Author(s): Merten N, Fischer ME, Tweed TS, Breteler MMB, Cruickshanks KJ. Associations of hearing sensitivity, higher-order auditory processing, and cognition over time in middle-aged adults. J Gerontol A Biol Sci Med Sci. 2020 Feb 14;75(3):545-551. doi: 10.1093/gerona/glz189. PMID 31418812
Journal: The Journals Of Gerontology. Series A, Biological Sciences And Medical Sciences, Volume 75, Issue 3, Feb 2020
BACKGROUND Age-related hearing loss (impairment in hearing sensitivity and/or higher-order auditory processing) and cognitive decline are common co-occurring impairments in elderly adults. Their relation in the process of aging remains insufficiently understood. We aim to assess the temporal relations of decline in hearing sensitivity, higher-order auditory processing, and cognition in middle-aged adults.

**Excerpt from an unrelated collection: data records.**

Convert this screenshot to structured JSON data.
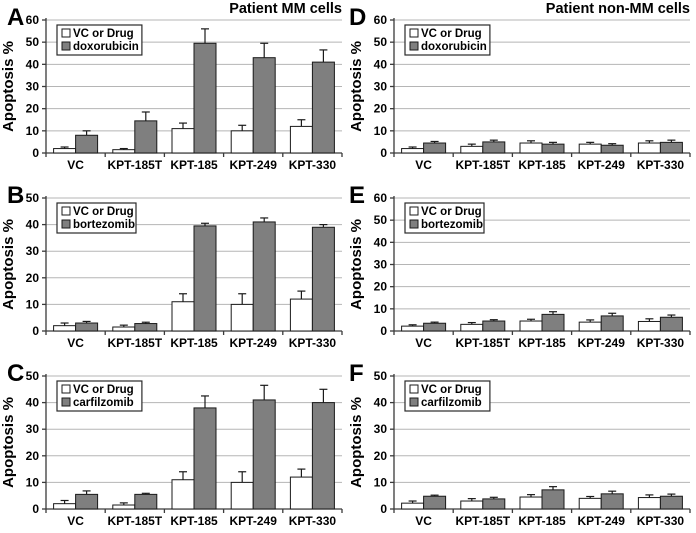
{
  "figure": {
    "column_titles": [
      "Patient MM cells",
      "Patient non-MM cells"
    ],
    "colors": {
      "bar_white": "#ffffff",
      "bar_gray": "#7f7f7f",
      "bar_border": "#1a1a1a",
      "gridline": "#b5b5b5",
      "axis": "#3a3a3a",
      "error_bar": "#1a1a1a",
      "text": "#000000",
      "legend_border": "#2a2a2a",
      "background": "#ffffff"
    }
  },
  "chart_data": [
    {
      "panel": "A",
      "type": "bar",
      "title": "Patient MM cells",
      "ylabel": "Apoptosis %",
      "xlabel": "",
      "ylim": [
        0,
        60
      ],
      "ytick_step": 10,
      "grid": true,
      "legend_position": "top-left",
      "categories": [
        "VC",
        "KPT-185T",
        "KPT-185",
        "KPT-249",
        "KPT-330"
      ],
      "series": [
        {
          "name": "VC or Drug",
          "fill": "white",
          "values": [
            2,
            1.5,
            11,
            10,
            12
          ],
          "errors": [
            0.7,
            0.5,
            2.5,
            2.5,
            3
          ]
        },
        {
          "name": "doxorubicin",
          "fill": "gray",
          "values": [
            8,
            14.5,
            49.5,
            43,
            41
          ],
          "errors": [
            2,
            4,
            6.5,
            6.5,
            5.5
          ]
        }
      ]
    },
    {
      "panel": "B",
      "type": "bar",
      "title": "",
      "ylabel": "Apoptosis %",
      "xlabel": "",
      "ylim": [
        0,
        50
      ],
      "ytick_step": 10,
      "grid": true,
      "legend_position": "top-left",
      "categories": [
        "VC",
        "KPT-185T",
        "KPT-185",
        "KPT-249",
        "KPT-330"
      ],
      "series": [
        {
          "name": "VC or Drug",
          "fill": "white",
          "values": [
            2,
            1.5,
            11,
            10,
            12
          ],
          "errors": [
            1,
            0.7,
            3,
            4,
            3
          ]
        },
        {
          "name": "bortezomib",
          "fill": "gray",
          "values": [
            3,
            2.8,
            39.5,
            41,
            39
          ],
          "errors": [
            0.6,
            0.5,
            1,
            1.5,
            1
          ]
        }
      ]
    },
    {
      "panel": "C",
      "type": "bar",
      "title": "",
      "ylabel": "Apoptosis %",
      "xlabel": "",
      "ylim": [
        0,
        50
      ],
      "ytick_step": 10,
      "grid": true,
      "legend_position": "top-left",
      "categories": [
        "VC",
        "KPT-185T",
        "KPT-185",
        "KPT-249",
        "KPT-330"
      ],
      "series": [
        {
          "name": "VC or Drug",
          "fill": "white",
          "values": [
            2,
            1.5,
            11,
            10,
            12
          ],
          "errors": [
            1.2,
            0.8,
            3,
            4,
            3
          ]
        },
        {
          "name": "carfilzomib",
          "fill": "gray",
          "values": [
            5.5,
            5.5,
            38,
            41,
            40
          ],
          "errors": [
            1.3,
            0.4,
            4.5,
            5.5,
            5
          ]
        }
      ]
    },
    {
      "panel": "D",
      "type": "bar",
      "title": "Patient non-MM cells",
      "ylabel": "Apoptosis %",
      "xlabel": "",
      "ylim": [
        0,
        60
      ],
      "ytick_step": 10,
      "grid": true,
      "legend_position": "top-left",
      "categories": [
        "VC",
        "KPT-185T",
        "KPT-185",
        "KPT-249",
        "KPT-330"
      ],
      "series": [
        {
          "name": "VC or Drug",
          "fill": "white",
          "values": [
            2,
            3,
            4.5,
            4,
            4.5
          ],
          "errors": [
            0.7,
            1,
            1,
            0.8,
            1
          ]
        },
        {
          "name": "doxorubicin",
          "fill": "gray",
          "values": [
            4.5,
            5,
            4,
            3.5,
            4.8
          ],
          "errors": [
            0.7,
            0.8,
            0.8,
            0.7,
            1
          ]
        }
      ]
    },
    {
      "panel": "E",
      "type": "bar",
      "title": "",
      "ylabel": "Apoptosis %",
      "xlabel": "",
      "ylim": [
        0,
        60
      ],
      "ytick_step": 10,
      "grid": true,
      "legend_position": "top-left",
      "categories": [
        "VC",
        "KPT-185T",
        "KPT-185",
        "KPT-249",
        "KPT-330"
      ],
      "series": [
        {
          "name": "VC or Drug",
          "fill": "white",
          "values": [
            2.2,
            3,
            4.5,
            4,
            4.3
          ],
          "errors": [
            0.6,
            0.8,
            0.8,
            1,
            1.2
          ]
        },
        {
          "name": "bortezomib",
          "fill": "gray",
          "values": [
            3.5,
            4.5,
            7.5,
            6.8,
            6.2
          ],
          "errors": [
            0.5,
            0.6,
            1.2,
            1.2,
            1
          ]
        }
      ]
    },
    {
      "panel": "F",
      "type": "bar",
      "title": "",
      "ylabel": "Apoptosis %",
      "xlabel": "",
      "ylim": [
        0,
        50
      ],
      "ytick_step": 10,
      "grid": true,
      "legend_position": "top-left",
      "categories": [
        "VC",
        "KPT-185T",
        "KPT-185",
        "KPT-249",
        "KPT-330"
      ],
      "series": [
        {
          "name": "VC or Drug",
          "fill": "white",
          "values": [
            2.2,
            3,
            4.5,
            4,
            4.3
          ],
          "errors": [
            0.8,
            0.9,
            0.9,
            0.7,
            1
          ]
        },
        {
          "name": "carfilzomib",
          "fill": "gray",
          "values": [
            4.8,
            3.8,
            7.2,
            5.7,
            4.8
          ],
          "errors": [
            0.4,
            0.6,
            1.2,
            1,
            0.8
          ]
        }
      ]
    }
  ]
}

METHODS This study included 1,274 Beaver Dam Offspring Study participants who participated in three examinations (baseline, 5-year, and 10-year follow-up). We assessed hearing sensitivity through pure-tone audiometry (PTA, averaged thresholds of 0.5, 1, 2, 4 kHz of the better ear), higher-order auditory processing as word recognition in competing message (WRCM) using the Northwestern University 6 word list in the better ear, and cognition through trail-making test performance (TMT). Linear mixed-effects models and linear regression models were used to determine associations over time and to what extent these measures influence each other over time.
RESULTS The longitudinal decline between all functions was associated with the strongest relationships between PTA and WRCM. The effect of baseline PTA on WRCM 10 years later (standardized ß = -.30) was almost twice as big as the effect of baseline WRCM on PTA 10 years later (standardized ß = -.18). The effect of baseline WRCM on TMT 10 years later and vice versa were small (standardized ß = -.05). No directional relationship between PTA and TMT was identified (standardized ß ≤ .02).
CONCLUSIONS While hearing sensitivity might affect higher-order auditory processing, associations between hearing and cognition appear bidirectional and weak in midlife. We need to be cautious before inferring causal effects of hearing on cognition.